Hoje vou falar de “monstros”!

A Câmara Municipal de Gondomar tem divulgado, recentemente, uma campanha em que apela aos gondomarenses para não abandonarem os “monos” na via pública.

Até aqui, no geral, tudo bem… vamos, agora, às partes.

Dizem que recolhem gratuitamente os resíduos volumosos fora de uso. Os tais “monos”, ou “monstros”. É que, de forma mais frequente que o desejável, até defronte de uma instituição da qual sou dirigente, tenho visto eletrodomésticos, mobiliário, colchões e “outros similares” espalhados pela rua.

Nem vou analisar a questão de resíduos/restos de construção civil ou de restaurantes que são “abandonados” de forma completamente ilegal e imoral num qualquer monte ou zona mais desabitada. Tal, pela total falta de respeito, nem merece considerações.

Mas considerações, e várias, merece o excesso de lixo existente junto dos pontos de recolha “oficiais”.

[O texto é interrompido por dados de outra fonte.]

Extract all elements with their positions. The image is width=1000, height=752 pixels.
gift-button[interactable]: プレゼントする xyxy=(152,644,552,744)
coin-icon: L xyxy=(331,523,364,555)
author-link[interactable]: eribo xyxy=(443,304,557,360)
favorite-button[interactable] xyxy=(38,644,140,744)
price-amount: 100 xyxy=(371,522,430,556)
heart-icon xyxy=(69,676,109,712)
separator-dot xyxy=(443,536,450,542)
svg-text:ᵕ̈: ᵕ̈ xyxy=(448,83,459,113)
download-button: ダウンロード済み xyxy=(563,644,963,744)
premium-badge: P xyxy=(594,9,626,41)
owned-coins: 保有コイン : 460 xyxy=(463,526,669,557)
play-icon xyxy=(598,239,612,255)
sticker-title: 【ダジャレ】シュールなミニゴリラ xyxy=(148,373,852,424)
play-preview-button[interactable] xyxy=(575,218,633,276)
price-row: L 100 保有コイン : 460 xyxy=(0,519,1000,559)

O problema tem várias razões de ser. Não é culpa da Câmara o facto de os gondomarenses optarem por acumular o lixo na rua, deixando-o num qualquer lugar ou, até, colocando-o encostado a caixotes ou moloks já suficientemente cheios – a transbordar, até…

Isto é uma questão de educação cívica mas é, também, uma questão de fiscalização. É que a Câmara, bem ou mal, no passado, decidiu privatizar o processo de recolha de resíduos sólidos urbanos. Algo que, bem ou mal, no passado ou no presente, aconteceu e acontece também noutros municípios.

Vamos deixar de lado a quem pertence a decisão da “privatização” – assim se costuma designar – da recolha de resíduos sólidos urbanos. Foi uma decisão que gerou muita discussão, ainda mais confronto de ideias e, até, alguma polémica. Foi, recordo-me ainda, uma decisão na qual alguns então autarcas optaram por não participar (estariam doentes, de férias, ausentes em parte incerta). O resultado é que, se necessário, agora podem dizer “eu não votei a favor!”

Claro que não. Nem a favor, nem contra!

O lixo na rua, em Gondomar, tem sido um verdadeiro atentado público. Atendado à saúde, à imagem de município desenvolvido que se pretende e, principalmente, uma confirmação da absoluta incapacidade da Câmara Municipal de Gondomar fiscalizar/pressionar a empresa que tem esta concessão.

Mas o mal é abrangente. Em suma, quero dizer, não se restringe a Gondomar. Acontece nos concelhos vizinhos – até nos turisticamente sempre presentes nas “bocas do mundo”.

Há duas coisas em comum. Inúmeras, aliás…

Em comum há o lixo na rua. Em comum há uma empresa que trabalha para vários municípios. Em comum há viaturas, (poucos) funcionários e material, em constante deslocação, com horários a cumprir e mínimos exigidos pela entidade patronal. Só que os mínimos exigidos, quer pela entidade patronal, quer pelos critérios da Câmara de Gondomar, andam muito por baixo.

Faz-se de conta. E, como também muitos fazem em sua casa, varrem o pó para debaixo do tapete.

A Câmara de Gondomar diz, na publicidade, que quem deixar “monos” na via pública está sujeito a coimas. Aconselho, por tal, a Câmara de Gondomar a ler bem todo o clausulado do contrato de concessão da recolha de resíduos sólidos urbanos. E ter a mesma atitude de aplicação de coimas a montante, e não apenas a jusante. Que puna, e bem, quem nos proporciona este espetáculo deprimente e insalubre de lixo nas ruas. Mas que puna, ainda melhor, quem não cumpre com uma obrigação – que, não sei se se lembram, é paga por todos nós.